Conforme assevera Fábio Barbalho Leite [04], no âmbito da Ciência Jurídico-Tributária, já é notória a discussão em torno de uma necessária distinção das hipóteses de cobrança de preço público e daquela outra ensejadora de imposição de taxa, o que transparece um latente clima de incerteza sobre tal distinção.

Nesse sentido, o estudo do serviço público, de acordo com os préstimos de Direito Tributário, avulta-se pertinente por dois cruciais motivos: para não se cobrar taxa por serviço público que não a ocasiona; e/ou, para não se cobrar preço público quando for o caso de taxa e vice-versa. Portanto, não restam dúvidas quanto ao matiz jus-administrativista do conceito de serviço público para efeitos fiscais, razão pela qual em se tratando do conhecimento do critério material da hipótese de incidência de um tributo vinculado, sempre encontrar-se-á às voltas com uma relação de Direito Administrativo, no caso, a relação entre o usuário do serviço e o prestador que, mesmo não sendo a Administração Central de uma das pessoas políticas de direito interno, estará representando-a, posto nem a concessão nem a permissão implicarem em transferência da titularidade do serviço público, consoante a mais balizada doutrina.

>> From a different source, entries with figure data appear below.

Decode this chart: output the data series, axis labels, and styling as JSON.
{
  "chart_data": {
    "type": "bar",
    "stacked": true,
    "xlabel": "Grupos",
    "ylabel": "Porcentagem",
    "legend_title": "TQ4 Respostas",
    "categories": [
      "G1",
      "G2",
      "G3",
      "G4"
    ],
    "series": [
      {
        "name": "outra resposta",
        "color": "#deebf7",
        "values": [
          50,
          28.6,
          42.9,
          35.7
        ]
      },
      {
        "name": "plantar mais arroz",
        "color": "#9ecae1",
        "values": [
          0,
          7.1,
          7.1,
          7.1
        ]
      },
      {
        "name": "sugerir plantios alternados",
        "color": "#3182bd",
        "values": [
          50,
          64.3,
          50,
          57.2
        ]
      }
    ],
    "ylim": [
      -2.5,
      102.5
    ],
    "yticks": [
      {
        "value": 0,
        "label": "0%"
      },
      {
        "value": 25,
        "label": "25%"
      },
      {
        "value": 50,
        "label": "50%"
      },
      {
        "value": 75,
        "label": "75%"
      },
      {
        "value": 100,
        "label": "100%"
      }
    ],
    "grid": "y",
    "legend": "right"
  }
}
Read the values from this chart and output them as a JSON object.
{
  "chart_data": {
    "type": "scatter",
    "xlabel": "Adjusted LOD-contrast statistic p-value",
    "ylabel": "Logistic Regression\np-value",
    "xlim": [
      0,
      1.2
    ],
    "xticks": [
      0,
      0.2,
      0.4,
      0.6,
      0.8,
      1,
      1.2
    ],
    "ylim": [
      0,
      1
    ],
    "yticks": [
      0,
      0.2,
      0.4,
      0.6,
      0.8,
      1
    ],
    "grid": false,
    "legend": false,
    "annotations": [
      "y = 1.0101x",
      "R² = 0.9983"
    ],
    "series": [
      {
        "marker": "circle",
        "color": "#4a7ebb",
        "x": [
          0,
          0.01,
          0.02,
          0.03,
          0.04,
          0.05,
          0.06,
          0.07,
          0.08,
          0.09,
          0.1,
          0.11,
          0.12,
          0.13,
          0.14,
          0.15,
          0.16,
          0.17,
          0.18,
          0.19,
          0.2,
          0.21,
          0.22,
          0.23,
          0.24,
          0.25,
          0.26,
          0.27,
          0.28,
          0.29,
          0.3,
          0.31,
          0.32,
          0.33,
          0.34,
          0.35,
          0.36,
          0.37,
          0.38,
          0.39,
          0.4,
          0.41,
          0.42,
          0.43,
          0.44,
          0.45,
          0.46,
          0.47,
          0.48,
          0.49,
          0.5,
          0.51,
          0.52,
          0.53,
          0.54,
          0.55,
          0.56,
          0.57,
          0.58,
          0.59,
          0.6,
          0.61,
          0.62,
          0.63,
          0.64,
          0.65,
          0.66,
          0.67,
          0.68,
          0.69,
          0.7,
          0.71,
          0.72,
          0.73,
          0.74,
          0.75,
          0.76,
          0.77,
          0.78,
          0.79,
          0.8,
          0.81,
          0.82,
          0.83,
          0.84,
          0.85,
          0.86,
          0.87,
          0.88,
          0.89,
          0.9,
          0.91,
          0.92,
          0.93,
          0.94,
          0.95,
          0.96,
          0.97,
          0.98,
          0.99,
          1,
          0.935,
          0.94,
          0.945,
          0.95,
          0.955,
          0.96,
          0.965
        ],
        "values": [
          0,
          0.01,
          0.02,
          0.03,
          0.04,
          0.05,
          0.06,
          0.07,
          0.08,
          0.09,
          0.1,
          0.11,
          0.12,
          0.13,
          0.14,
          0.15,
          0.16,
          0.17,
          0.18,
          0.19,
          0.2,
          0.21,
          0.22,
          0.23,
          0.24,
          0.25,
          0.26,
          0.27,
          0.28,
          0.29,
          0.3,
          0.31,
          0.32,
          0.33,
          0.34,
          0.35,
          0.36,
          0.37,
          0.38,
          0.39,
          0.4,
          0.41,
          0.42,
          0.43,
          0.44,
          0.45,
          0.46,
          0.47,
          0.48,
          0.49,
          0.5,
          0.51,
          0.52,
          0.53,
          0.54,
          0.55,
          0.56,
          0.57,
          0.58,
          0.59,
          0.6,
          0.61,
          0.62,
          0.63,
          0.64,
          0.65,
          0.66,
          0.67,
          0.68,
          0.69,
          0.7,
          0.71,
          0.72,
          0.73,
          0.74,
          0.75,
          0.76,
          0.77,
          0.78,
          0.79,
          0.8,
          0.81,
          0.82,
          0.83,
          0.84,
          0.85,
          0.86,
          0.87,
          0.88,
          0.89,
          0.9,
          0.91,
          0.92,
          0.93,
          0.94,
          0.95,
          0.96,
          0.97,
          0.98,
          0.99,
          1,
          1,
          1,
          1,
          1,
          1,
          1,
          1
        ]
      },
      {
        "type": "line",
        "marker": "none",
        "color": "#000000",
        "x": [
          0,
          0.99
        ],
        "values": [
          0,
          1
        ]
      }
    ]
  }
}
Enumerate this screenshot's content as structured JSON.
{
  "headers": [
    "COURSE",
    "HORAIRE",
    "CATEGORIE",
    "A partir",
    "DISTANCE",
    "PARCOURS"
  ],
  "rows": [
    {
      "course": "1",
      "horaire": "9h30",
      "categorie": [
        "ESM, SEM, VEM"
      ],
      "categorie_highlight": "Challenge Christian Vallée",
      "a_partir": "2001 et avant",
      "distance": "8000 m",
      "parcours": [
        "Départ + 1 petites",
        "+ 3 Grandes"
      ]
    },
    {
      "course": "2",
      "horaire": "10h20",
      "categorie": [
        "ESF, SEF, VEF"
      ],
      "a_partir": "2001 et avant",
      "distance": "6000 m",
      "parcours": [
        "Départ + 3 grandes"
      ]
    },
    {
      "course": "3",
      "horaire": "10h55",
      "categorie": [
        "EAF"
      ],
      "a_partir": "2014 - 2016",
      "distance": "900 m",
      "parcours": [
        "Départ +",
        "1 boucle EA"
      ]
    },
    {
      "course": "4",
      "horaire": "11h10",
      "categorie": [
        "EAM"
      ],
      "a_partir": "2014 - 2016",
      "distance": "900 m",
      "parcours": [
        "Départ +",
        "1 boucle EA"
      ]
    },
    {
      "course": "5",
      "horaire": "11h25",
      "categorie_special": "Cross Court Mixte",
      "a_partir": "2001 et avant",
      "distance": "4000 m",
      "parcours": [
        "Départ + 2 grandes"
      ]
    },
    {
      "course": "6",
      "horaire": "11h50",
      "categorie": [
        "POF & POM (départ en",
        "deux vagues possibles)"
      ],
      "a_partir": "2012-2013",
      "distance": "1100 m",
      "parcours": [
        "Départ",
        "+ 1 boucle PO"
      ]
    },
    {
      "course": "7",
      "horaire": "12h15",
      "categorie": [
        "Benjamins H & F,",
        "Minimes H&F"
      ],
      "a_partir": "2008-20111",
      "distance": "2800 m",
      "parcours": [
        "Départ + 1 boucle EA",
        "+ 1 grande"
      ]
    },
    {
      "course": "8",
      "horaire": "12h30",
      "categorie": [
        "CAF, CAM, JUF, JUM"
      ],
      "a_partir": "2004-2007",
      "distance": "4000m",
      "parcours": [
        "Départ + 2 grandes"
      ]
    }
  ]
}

Portanto, o conceito de serviço público, para fins tributários, está umbilicalmente ligado ao conceito de serviço público atribuído pelo Direito Administrativo.


3 – Serviço Público: Problemas Conceituais

A noção de serviço público se trata de verdadeira demarcação do âmbito de incidência do Direito Administrativo nas atividades estatais. É o serviço público campo próprio de atuação do Estado em que a intervenção de particulares é meramente acessória ou substitutiva e só se dá mediante condições muito específicas [05]. A doutrina, no escopo de encontrar uma definição jurídica do serviço público, aponta três critérios para tal definição:

1 – O subjetivo ou orgânico: define o serviço público como conjunto das atividades estatais;

2 – O material: define o serviço público por uma essência própria, um caráter substancial do próprio conceito. Em outras palavras, No aspecto material o serviço público se caracteriza como sendo uma atividade de prestação de utilidade ou comodidade material fruível diretamente pelos administrados, que o Estado assume como próprias por se tratarem de atividades necessárias ao interesse social;

3 – O técnico-formal: define que o serviço público deriva do regime jurídico aplicado, qual seja, o administrativo. O aspecto ténico-formal diz respeito ao regime jurídico a que se submete o serviço. Eis aqui o aspecto nuclear do serviço público. É o regime que incide sobre as atividades consideradas como serviço público. Esse regime é informado por princípios e regras de caráter público, segundo o regime jurídico de direito Administrativo e Constitucional.

Da análise dos três critérios acima, pode-se inferir que é insuficiente a utilização isolada de quaisquer dos critérios acima para uma definição satisfatória. Por tal mister, Fábio Barbalho Leite tece três críticas contundentes acerca de cada critério acima. Com relação ao critério subjetivo, para Barbalho, esse critério confunde a noção de serviço público com a noção de função administrativa. Em outras palavras, caso se tome o critério orgânico solitariamente, incorrer-se-á no absurdo engano de confundir toda a função administrativa com a noção de serviço público e, assim, ter-se-á elastecido o referido conceito até a sua imprestabilidade científica.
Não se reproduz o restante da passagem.